I mean, I know entering a theatre means 'suspend your disbelief by the handles it comes with' - but if it's truly that bad, what does that say about the majority of the book-reading (ok, book-buying) & film-going public?

[identity profile] extemporanea.livejournal.com 2009-04-12 08:03 am (UTC)(link)
It's worse than that. One of the cover blurbs reads "Dan Brown has to be one of the best, smartest and most accomplished writers in the country." The magnitude of that lie must have warped space-time for a few significant seconds around the head of the writer, one Nelson DeMille, who has at a blow ensured that I would rather lick a cockroach than read anything he "wrote". (The inverted commas being because he clearly wouldn't know writing if it wrote adjectives up his leg with a soldering iron). Unless, of course, he means "best, smartest and most accomplished" to signify "enormously successful in financial terms", in which case, fair comment.

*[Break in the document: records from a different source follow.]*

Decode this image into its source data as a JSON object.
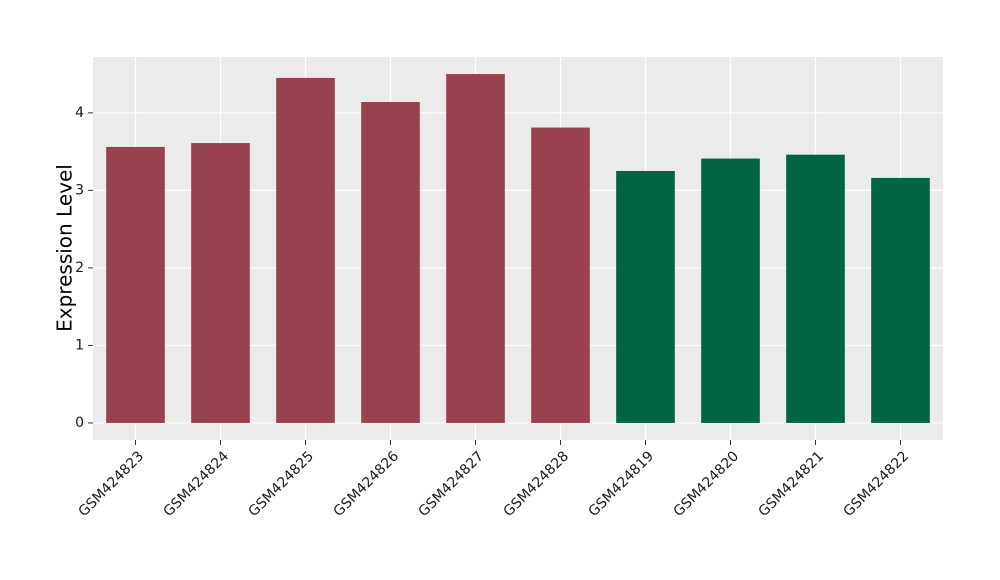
{
  "chart_data": {
    "type": "bar",
    "y_label": "Expression Level",
    "categories": [
      "GSM424823",
      "GSM424824",
      "GSM424825",
      "GSM424826",
      "GSM424827",
      "GSM424828",
      "GSM424819",
      "GSM424820",
      "GSM424821",
      "GSM424822"
    ],
    "values": [
      3.56,
      3.61,
      4.45,
      4.14,
      4.5,
      3.81,
      3.25,
      3.41,
      3.46,
      3.16
    ],
    "colors": [
      "#99424f",
      "#99424f",
      "#99424f",
      "#99424f",
      "#99424f",
      "#99424f",
      "#006543",
      "#006543",
      "#006543",
      "#006543"
    ],
    "ylim": [
      -0.22,
      4.72
    ],
    "yticks": [
      0,
      1,
      2,
      3,
      4
    ],
    "grid": true
  }
}
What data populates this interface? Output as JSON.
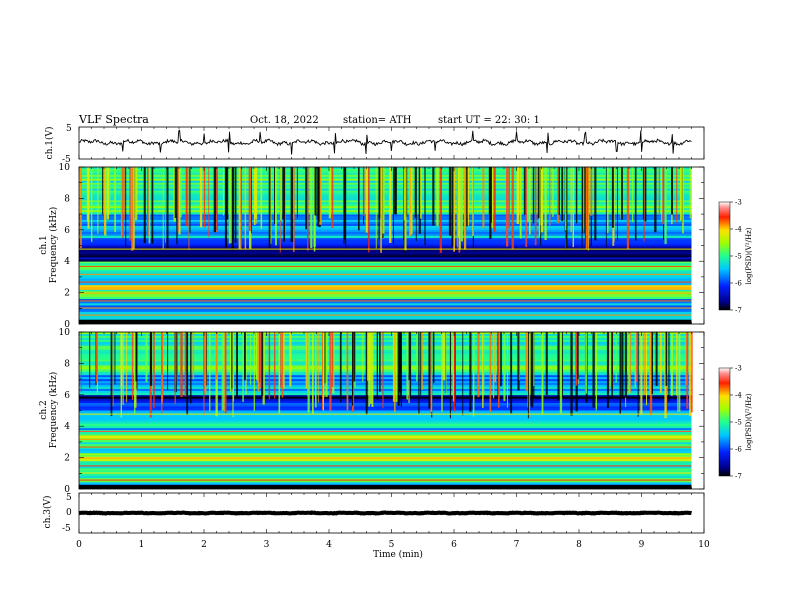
{
  "header": {
    "title": "VLF  Spectra",
    "date": "Oct. 18, 2022",
    "station": "station= ATH",
    "start": "start  UT  =    22: 30: 1"
  },
  "chart_data": [
    {
      "type": "line",
      "name": "ch1-waveform",
      "ylabel": "ch.1(V)",
      "ylim": [
        -5,
        5
      ],
      "yticks": [
        "5",
        "-5"
      ],
      "xlim": [
        0,
        10
      ],
      "x_end": 9.8,
      "baseline": 0.2,
      "amplitude": 1.2,
      "spikes": [
        0.7,
        1.3,
        1.6,
        2.0,
        2.4,
        2.9,
        3.4,
        4.1,
        4.6,
        5.0,
        5.7,
        6.3,
        7.0,
        7.5,
        8.1,
        8.6,
        9.0,
        9.5
      ]
    },
    {
      "type": "heatmap",
      "name": "ch1-spectrogram",
      "ylabel_line1": "ch.1",
      "ylabel_line2": "Frequency  (kHz)",
      "ylim": [
        0,
        10
      ],
      "yticks": [
        "0",
        "2",
        "4",
        "6",
        "8",
        "10"
      ],
      "xlim": [
        0,
        10
      ],
      "x_end": 9.8,
      "colorbar": {
        "label": "log(PSD)(V²/Hz)",
        "range": [
          -7,
          -3
        ],
        "ticks": [
          "-3",
          "-4",
          "-5",
          "-6",
          "-7"
        ]
      },
      "bands": [
        {
          "f0": 0.0,
          "f1": 0.3,
          "level": -6.9
        },
        {
          "f0": 0.3,
          "f1": 0.9,
          "level": -5.6
        },
        {
          "f0": 0.9,
          "f1": 1.6,
          "level": -5.8
        },
        {
          "f0": 1.6,
          "f1": 2.2,
          "level": -4.8
        },
        {
          "f0": 2.2,
          "f1": 2.5,
          "level": -4.3
        },
        {
          "f0": 2.5,
          "f1": 3.5,
          "level": -5.5
        },
        {
          "f0": 3.5,
          "f1": 4.0,
          "level": -4.9
        },
        {
          "f0": 4.0,
          "f1": 4.6,
          "level": -6.7
        },
        {
          "f0": 4.6,
          "f1": 5.5,
          "level": -6.3
        },
        {
          "f0": 5.5,
          "f1": 7.0,
          "level": -5.6
        },
        {
          "f0": 7.0,
          "f1": 10.0,
          "level": -5.0
        }
      ]
    },
    {
      "type": "heatmap",
      "name": "ch2-spectrogram",
      "ylabel_line1": "ch.2",
      "ylabel_line2": "Frequency  (kHz)",
      "ylim": [
        0,
        10
      ],
      "yticks": [
        "0",
        "2",
        "4",
        "6",
        "8",
        "10"
      ],
      "xlim": [
        0,
        10
      ],
      "x_end": 9.8,
      "colorbar": {
        "label": "log(PSD)(V²/Hz)",
        "range": [
          -7,
          -3
        ],
        "ticks": [
          "-3",
          "-4",
          "-5",
          "-6",
          "-7"
        ]
      },
      "bands": [
        {
          "f0": 0.0,
          "f1": 0.3,
          "level": -6.9
        },
        {
          "f0": 0.3,
          "f1": 1.2,
          "level": -5.1
        },
        {
          "f0": 1.2,
          "f1": 1.8,
          "level": -5.0
        },
        {
          "f0": 1.8,
          "f1": 2.3,
          "level": -4.4
        },
        {
          "f0": 2.3,
          "f1": 3.0,
          "level": -5.3
        },
        {
          "f0": 3.0,
          "f1": 3.5,
          "level": -4.6
        },
        {
          "f0": 3.5,
          "f1": 4.5,
          "level": -5.4
        },
        {
          "f0": 4.5,
          "f1": 5.5,
          "level": -5.8
        },
        {
          "f0": 5.5,
          "f1": 6.0,
          "level": -6.6
        },
        {
          "f0": 6.0,
          "f1": 7.5,
          "level": -5.6
        },
        {
          "f0": 7.5,
          "f1": 10.0,
          "level": -5.0
        }
      ]
    },
    {
      "type": "line",
      "name": "ch3-waveform",
      "ylabel": "ch.3(V)",
      "ylim": [
        -5,
        5
      ],
      "yticks": [
        "5",
        "0",
        "-5"
      ],
      "xlim": [
        0,
        10
      ],
      "x_end": 9.8,
      "baseline": 0.0,
      "amplitude": 0.15,
      "spikes": [],
      "xlabel": "Time  (min)",
      "xticks": [
        "0",
        "1",
        "2",
        "3",
        "4",
        "5",
        "6",
        "7",
        "8",
        "9",
        "10"
      ]
    }
  ]
}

I think the bulk of the world's readers of popular lit do, in fact, equate success with quality. Tragically.

[identity profile] bronchitikat.livejournal.com 2009-04-14 06:49 am (UTC)(link)
Ah yes, for far too many people 'success' seems to = 'makes a lot of money', but there we are.

Delicious cockroach

[identity profile] bumpycat.livejournal.com 2009-04-11 09:05 am (UTC)(link)
The only Dan Brown I've read is Digital Fortress, which is equally wretched and painful to read. I despair for humanity.

[identity profile] rumint.livejournal.com 2009-04-12 09:55 pm (UTC)(link)
Similarly to bumpy, I read Digital Fortress part way until the very bad crypto made me throw it aside. As a crypto engineer I expect writers to get it somewhat wrong, but not this bad... Cryptonomicon is good to restore your taste, if a bit dated now(90's crypto). Charlie Stross's Halting State has more up to date 21C crypto ideas.

Yes, I despair of the success of Da Vinci code, as you say, it is an insult to conspiracy theory and art history, never mind writers... And any DM can come up with better plot twists. If I telegraphed a twist that obviously my players would assume it was a trick.